According to the World Bank, “State Capture” “is, the efforts of firms to shape and influence the underlying rules of the game (i.e. legislation, laws, rules, and decrees) through private payments to public officials.” To this end the IMF is in agreement. This definition, it must be stated, takes the prior question of economic ownership as being not important. An alternative perspective would argue this definition is impervious to legalised theft where the laws support the economically dominant class. What is being currently equated to state capture is not a proper description because the state has long been captured by the capitalist class.

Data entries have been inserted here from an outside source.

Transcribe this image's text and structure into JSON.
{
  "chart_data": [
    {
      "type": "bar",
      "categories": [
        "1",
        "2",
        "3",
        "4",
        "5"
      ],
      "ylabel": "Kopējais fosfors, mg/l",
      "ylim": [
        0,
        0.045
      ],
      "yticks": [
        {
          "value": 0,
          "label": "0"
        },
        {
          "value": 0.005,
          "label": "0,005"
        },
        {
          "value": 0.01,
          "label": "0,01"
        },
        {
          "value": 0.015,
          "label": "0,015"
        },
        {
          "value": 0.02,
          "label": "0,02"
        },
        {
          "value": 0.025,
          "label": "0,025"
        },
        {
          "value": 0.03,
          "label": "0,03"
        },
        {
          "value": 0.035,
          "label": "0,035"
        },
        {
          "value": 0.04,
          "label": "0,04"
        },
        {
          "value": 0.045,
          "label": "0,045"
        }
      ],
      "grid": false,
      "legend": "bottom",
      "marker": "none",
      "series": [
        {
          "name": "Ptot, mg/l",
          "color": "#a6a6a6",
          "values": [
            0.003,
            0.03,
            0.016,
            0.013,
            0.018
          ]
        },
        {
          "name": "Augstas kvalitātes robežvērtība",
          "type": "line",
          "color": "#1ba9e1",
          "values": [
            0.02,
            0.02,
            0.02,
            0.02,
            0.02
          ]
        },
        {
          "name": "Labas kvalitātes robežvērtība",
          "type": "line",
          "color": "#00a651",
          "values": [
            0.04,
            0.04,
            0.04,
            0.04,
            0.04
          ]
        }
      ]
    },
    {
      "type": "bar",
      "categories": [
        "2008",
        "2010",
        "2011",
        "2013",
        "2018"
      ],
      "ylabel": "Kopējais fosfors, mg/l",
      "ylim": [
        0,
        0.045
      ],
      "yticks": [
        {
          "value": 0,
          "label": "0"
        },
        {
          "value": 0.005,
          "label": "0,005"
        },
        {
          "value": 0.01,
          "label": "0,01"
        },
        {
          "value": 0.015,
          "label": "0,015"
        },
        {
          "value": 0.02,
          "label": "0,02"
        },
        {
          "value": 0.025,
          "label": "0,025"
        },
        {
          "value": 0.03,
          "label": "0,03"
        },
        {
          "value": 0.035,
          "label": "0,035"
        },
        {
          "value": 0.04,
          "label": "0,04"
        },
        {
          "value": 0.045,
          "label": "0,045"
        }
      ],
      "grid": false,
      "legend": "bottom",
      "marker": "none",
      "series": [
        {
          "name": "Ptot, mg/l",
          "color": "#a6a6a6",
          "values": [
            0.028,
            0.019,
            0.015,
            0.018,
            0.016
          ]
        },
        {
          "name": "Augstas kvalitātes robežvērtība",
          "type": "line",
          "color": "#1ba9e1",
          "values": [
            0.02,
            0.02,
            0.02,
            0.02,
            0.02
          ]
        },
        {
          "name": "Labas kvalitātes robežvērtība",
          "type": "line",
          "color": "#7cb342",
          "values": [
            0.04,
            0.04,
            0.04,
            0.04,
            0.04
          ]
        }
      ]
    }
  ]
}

In South Africa we saw the power of white capital play itself brazenly around the Nhlanhla Nene sacking saga. Within three days the ANC was forced by white capital to fire Van Rooyen and hire Pravin Gordhan as Minister of Finance. The whole narrative turned into Gordhan the saviour and Van Rooyen the candidate of the Guptas who in turn tried to capture the State. The power of the ruling class naturalised and legitimised their actions. What had happened in this process is that white capital has done exactly what it accuses the Guptas of doing. In this respect, because it controls the narrative, white capital was not seen as “State Capture” but as “State Rescue”. Truth is that the eight capitalists who met the ANC leadership on the 13th December last year are open to criminal charges for undermining the constitution through bullying and possible corruption because of their direct interest in the economy managed by Gordhan. As we know only the President is allowed to hire and fire ministers.
There is today in South Africa a battle over the economy between white capital and the Gupta family. The term “State Capture” was first used by global publications associated with white capital to project the Guptas as an unwelcome factor in the politics and economy of South Africa. This seems to be a fight back after President Zuma has been increasingly “looking East for a family feast” type of approach. In what we call a “parallel power praxis”, Zuma seems to have abandoned the State and its structures which are pro white capital and doing his own thing with the Guptas and other components of BRICS. This must have angered white capital to a point of them directly getting involved in instigating either the “Guptas must go” campaign or as we have seen increasing calls, and recently from Johan Rupert, for the President to step down. Those who have captured the State are crying about State capture. What we have here is a fight over defending the white domination of the South African economy.
It is instructive to see the power of the Rupert family. In his book, The Other Side of History: An anecdotal reflection on political transition in South Africa, Frederik Van Zyl Slabbert lets us know that President Mandela consulted the Ruperts “about major decisions”. Slabbert tells us: “In July 1998 he asked Rupert and Marinus Daling, chairman of Sanlam for their views on the proposed appointment of Tito Mboweni… as head of the Reserve Bank”. Slabbert further says that Rupert reacted negatively saying it would cause the rand to fall by some 30%. It would appear that Johann Rupert is “pissed off” because the site of power is no longer Stellenbosch but allegedly Saxonworld.
“State Capture” is a tool in the economic war. The coming ANC elective conference has added a complicating dynamic. Those who lost out in Polokwane and in Mangaung are going for broke and have identified the Guptas as a lucrative well from where to mine both political and possible financial rewards. An anti-Gupta posture immediately provides favourable media coverage with oodles of amnesia of any past transgressions. The Deputy Minister Mcebisi Jonas under normal circumstances would have his name preceded with accusations of corruption.